If your movie ad doesn’t start with a gravelly voiced man saying “In a world where…”, then I don’t want to see it.
Even if it’s a children’s movie or a rom-com, it needs to strictly adhere to the format. I don’t care if it’s starring the damn Care Bears. Hollywood has lost the knack. We need to band together to get the movie industry back on track. No more lame, tame, safe movies with timid trailers. I want hard hitting trailers, about hardcore movies, overdubbed by chain-smokers.
No Evil Space Robots Were Harmed In The Making Of This Film
I find it genuinely funny to think that the majority of the movies currently in theaters have little or no real-world content, as almost every sequence is generated using digital manipulation and satanic devil-magic ones and zeroes. No matter how many computers you use, they’re still just cartoons. It won’t be long until the programs look so realistic that everyone will be animated for the sake of convenience.
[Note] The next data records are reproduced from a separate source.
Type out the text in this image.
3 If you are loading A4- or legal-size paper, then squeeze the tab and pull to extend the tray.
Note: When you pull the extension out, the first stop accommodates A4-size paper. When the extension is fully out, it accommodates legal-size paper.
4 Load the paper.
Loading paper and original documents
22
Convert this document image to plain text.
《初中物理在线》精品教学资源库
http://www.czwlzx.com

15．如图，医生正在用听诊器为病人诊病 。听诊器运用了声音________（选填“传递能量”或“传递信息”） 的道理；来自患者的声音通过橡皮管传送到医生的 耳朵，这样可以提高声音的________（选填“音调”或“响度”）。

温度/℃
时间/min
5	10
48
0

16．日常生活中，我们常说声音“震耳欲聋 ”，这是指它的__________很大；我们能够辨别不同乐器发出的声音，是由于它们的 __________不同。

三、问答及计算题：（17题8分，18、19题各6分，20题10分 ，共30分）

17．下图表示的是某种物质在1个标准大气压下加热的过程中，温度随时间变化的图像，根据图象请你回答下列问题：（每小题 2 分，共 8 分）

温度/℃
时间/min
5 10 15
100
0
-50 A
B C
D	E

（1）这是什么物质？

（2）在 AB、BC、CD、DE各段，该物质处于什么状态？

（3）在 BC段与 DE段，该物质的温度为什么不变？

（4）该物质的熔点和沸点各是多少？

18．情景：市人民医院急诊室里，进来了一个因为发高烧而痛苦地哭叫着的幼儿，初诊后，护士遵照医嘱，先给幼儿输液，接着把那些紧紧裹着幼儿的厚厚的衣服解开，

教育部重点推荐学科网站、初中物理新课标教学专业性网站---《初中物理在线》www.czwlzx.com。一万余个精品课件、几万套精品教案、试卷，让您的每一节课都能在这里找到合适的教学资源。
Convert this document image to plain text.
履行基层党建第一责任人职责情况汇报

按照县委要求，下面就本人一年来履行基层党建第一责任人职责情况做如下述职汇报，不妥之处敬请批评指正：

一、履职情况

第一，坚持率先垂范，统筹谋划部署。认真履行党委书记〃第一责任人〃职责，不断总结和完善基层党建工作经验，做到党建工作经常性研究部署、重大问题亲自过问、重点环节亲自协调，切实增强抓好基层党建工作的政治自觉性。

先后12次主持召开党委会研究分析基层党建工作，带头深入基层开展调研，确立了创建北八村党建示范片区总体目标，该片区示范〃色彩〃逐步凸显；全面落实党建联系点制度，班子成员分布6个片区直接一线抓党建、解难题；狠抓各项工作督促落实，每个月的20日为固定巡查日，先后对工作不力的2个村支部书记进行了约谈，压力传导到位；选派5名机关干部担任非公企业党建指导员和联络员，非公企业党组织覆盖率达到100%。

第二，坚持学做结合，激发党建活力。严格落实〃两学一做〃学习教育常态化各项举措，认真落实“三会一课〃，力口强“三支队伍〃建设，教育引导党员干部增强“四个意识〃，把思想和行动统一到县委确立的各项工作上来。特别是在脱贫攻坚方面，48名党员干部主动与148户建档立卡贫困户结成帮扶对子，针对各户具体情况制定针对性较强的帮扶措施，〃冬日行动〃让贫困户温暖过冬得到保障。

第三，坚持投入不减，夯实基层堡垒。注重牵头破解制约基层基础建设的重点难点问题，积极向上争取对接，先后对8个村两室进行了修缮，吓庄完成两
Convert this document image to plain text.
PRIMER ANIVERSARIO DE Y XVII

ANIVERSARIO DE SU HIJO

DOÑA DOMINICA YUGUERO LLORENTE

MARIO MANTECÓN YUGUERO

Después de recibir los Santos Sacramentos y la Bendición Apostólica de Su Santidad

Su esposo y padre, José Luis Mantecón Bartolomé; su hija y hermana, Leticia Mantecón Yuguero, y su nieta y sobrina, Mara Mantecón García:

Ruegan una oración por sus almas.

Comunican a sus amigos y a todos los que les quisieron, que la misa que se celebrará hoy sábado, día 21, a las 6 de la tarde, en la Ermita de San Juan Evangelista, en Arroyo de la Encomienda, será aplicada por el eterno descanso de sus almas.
Tom Cruise can only make so many action films before directors get tired of him hogging all the avocado smoothies, and absolutely ruining the bathroom every time he needs to take a turbo dump. At least you can generate his features from a safe distance, so animators won’t actually have to look him in the eye or talk to him the way someone would on set.
I’m not saying that any of this is a bad thing, but it’s important that we don’t let the appeal of having a massive Michael Bay-esque orgy of explosions draw attention away from the lackluster plot and acting. A movie should be judged on the merit of its terrible B-list actors, not the overwhelming amount of lens flares in each shot. Without their fancy effects their movie would be about twenty minutes long and consist of one closeup shot of the female protagonist’s — er — talent.
If the directors were smart they wouldn’t need any of the fancy explosions; they’d simply remake Italian Spiderman every year until the sun collapsed in on itself and engulfed our little corner of the universe in a glorious ball of cleansing fire.
In The Beginning The Universe Was Created. This Has Made A Lot Of People Very Angry And Been Widely Regarded As A Bad Move.
People of Earth, your attention, please. This is Prostetnic Vogon Jeltz of the Galactic Hyperspace Planning Council. As you will no doubt be aware, the plans for development of the outlying regions of the Galaxy require the building of a hyperspatial express route through your star system. And regrettably, your planet is one of those scheduled for demolition. The process will take slightly less than two of your Earth minutes. Thank you.
Ah, video games. I used to play a lot of video games. I still do — but I used to, too. I had to stop for a while because I blamed all my irregular tendencies on video games. Little did they know that beating up hobos was just something that I did on my own time, and it didn’t have anything to do with my obsession with Viva Pinata and the Sims.